While there’s some reasonable concern about the potential chilling effect of a failed indictment, that’s not what Trump supporters are saying when they make the case that an indictment would be a net positive for the former president. They point to the failed impeachments and numerous previous investigations. They point to Trump’s claim of political persecution as a mainstay of his image and say any indictment would similarly bolster that claim. They claim that actually Trump’s team is “pumped” about the possibility of an indictment and an arrest.
“Of course, no one wants to be indicted, but it is helpful politically and legally it’s not even that much of a threat because the case is so weak and looks nakedly political,” the Daily Mail quoted one “member of Trump’s inner circle” as saying. Trump lawyer Joe Tacopina argued in an interview with “Good Day New York” that an indictment would “embolden him and embolden his supporters.” Rep. Elise Stefanik, R-N.Y., chair of the House Republican Caucus and prominent Trump coattail rider, insisted to The New York Times that an indictment from Bragg “only strengthens President Trump moving forward.”

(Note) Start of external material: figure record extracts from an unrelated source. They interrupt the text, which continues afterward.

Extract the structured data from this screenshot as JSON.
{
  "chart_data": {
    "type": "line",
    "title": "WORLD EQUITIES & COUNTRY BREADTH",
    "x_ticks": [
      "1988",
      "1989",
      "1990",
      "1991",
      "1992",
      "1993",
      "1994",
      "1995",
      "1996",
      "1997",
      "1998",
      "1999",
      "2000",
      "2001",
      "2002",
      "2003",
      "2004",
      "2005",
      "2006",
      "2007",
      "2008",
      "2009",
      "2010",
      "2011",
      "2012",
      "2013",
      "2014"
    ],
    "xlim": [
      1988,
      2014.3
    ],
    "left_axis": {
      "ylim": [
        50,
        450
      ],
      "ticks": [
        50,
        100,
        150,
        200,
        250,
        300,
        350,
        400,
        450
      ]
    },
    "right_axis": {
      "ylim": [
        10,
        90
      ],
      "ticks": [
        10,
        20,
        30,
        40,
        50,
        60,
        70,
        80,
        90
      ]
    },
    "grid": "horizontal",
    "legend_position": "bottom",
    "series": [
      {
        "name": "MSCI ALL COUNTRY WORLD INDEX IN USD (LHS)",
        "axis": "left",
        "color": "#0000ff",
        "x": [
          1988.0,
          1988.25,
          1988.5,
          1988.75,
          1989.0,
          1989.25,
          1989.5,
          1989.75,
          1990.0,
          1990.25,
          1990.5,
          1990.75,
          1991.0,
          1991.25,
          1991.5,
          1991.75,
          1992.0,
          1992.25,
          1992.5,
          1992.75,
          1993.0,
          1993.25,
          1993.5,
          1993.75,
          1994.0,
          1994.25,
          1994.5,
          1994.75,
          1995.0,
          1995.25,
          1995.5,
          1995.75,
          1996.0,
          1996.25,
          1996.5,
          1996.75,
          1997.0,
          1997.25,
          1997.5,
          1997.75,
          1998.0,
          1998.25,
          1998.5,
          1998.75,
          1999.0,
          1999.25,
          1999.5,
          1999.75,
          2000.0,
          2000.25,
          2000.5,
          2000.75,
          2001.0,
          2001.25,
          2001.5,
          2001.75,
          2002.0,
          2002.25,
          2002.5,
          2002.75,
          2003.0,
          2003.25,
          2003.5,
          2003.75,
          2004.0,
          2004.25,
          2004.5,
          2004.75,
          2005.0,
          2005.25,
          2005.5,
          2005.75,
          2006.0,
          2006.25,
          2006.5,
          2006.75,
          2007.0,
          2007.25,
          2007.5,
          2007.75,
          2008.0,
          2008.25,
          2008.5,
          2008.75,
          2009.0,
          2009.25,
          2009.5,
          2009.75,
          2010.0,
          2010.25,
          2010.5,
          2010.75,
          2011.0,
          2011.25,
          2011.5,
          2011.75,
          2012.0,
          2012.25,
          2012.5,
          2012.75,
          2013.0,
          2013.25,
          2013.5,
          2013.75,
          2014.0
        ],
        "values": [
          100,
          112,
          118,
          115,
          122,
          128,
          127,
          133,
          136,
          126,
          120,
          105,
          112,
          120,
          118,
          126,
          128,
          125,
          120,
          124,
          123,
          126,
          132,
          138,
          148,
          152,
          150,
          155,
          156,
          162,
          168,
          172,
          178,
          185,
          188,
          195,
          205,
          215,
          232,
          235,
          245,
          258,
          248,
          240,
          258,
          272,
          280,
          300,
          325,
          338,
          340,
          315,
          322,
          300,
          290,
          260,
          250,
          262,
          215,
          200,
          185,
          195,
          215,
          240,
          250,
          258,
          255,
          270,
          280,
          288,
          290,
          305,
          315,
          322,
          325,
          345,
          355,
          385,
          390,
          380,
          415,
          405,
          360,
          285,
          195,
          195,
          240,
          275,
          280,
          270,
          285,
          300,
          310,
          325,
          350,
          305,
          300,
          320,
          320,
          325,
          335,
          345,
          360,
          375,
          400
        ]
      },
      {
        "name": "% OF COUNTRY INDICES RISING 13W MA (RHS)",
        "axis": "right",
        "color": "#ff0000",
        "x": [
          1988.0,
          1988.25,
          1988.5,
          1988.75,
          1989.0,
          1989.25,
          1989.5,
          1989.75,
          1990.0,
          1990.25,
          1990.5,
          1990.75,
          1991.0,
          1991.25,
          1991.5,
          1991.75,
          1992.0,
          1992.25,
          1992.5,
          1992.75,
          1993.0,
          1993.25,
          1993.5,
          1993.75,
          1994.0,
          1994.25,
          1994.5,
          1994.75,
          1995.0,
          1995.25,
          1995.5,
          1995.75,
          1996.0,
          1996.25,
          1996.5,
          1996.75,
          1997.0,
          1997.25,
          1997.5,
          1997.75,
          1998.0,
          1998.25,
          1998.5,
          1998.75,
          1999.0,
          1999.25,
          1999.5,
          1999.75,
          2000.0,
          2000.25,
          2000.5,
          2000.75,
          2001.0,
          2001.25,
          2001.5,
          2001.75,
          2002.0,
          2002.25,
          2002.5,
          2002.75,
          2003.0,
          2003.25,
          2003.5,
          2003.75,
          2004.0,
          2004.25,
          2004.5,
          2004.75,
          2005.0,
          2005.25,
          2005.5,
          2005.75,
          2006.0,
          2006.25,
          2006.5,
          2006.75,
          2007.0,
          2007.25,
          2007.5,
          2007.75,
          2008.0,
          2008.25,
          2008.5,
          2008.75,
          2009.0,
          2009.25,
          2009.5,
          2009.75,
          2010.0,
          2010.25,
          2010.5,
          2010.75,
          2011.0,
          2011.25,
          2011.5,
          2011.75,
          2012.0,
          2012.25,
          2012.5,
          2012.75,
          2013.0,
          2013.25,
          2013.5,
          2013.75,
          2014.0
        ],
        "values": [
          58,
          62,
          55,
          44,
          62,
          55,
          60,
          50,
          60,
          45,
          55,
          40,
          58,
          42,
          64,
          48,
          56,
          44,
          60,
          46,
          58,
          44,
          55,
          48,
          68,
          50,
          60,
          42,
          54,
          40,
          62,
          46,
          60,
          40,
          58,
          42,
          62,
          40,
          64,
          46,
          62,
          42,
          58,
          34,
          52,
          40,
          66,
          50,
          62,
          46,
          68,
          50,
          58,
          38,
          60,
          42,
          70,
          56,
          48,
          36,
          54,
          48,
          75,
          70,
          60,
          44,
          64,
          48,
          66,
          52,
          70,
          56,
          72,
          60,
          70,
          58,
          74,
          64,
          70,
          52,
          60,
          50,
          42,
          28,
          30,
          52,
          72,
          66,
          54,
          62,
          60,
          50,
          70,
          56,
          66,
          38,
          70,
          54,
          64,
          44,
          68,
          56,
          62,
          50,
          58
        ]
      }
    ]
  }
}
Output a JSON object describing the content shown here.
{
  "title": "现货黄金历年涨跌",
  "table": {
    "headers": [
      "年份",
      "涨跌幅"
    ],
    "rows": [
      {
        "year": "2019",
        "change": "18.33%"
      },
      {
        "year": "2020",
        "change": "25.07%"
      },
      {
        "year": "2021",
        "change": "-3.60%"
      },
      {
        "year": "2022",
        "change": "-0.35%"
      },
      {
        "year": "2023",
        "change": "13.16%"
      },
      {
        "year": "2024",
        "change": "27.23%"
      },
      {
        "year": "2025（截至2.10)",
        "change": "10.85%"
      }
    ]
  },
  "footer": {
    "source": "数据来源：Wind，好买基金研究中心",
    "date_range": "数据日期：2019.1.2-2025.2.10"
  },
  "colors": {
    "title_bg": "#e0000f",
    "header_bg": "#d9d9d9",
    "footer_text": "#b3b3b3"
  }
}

Even New Hampshire Gov. Chris Sununu, a Republican who isn’t exactly Trump’s biggest fan, thinks as much. The Stormy Daniels case is “building a lot of sympathy for the former president,” he told CNN’s “State of the Union” on Sunday. His evidence? None of the people he’d had coffee with that morning “were big Trump supporters, but they all said they felt like he was being attacked.”
MAGA supporters see and hear that message and are happy to repeat it back when asked. At a Trump rally in Iowa last week, attendees told NBC News’ Jonathan Allen they were sure their guy would come out on top if charged. In a Fox News man-on-the-street segment recorded in New York City, one Trump supporter called a potential indictment “great,” since “it will give him more notoriety and his base will get even stronger.”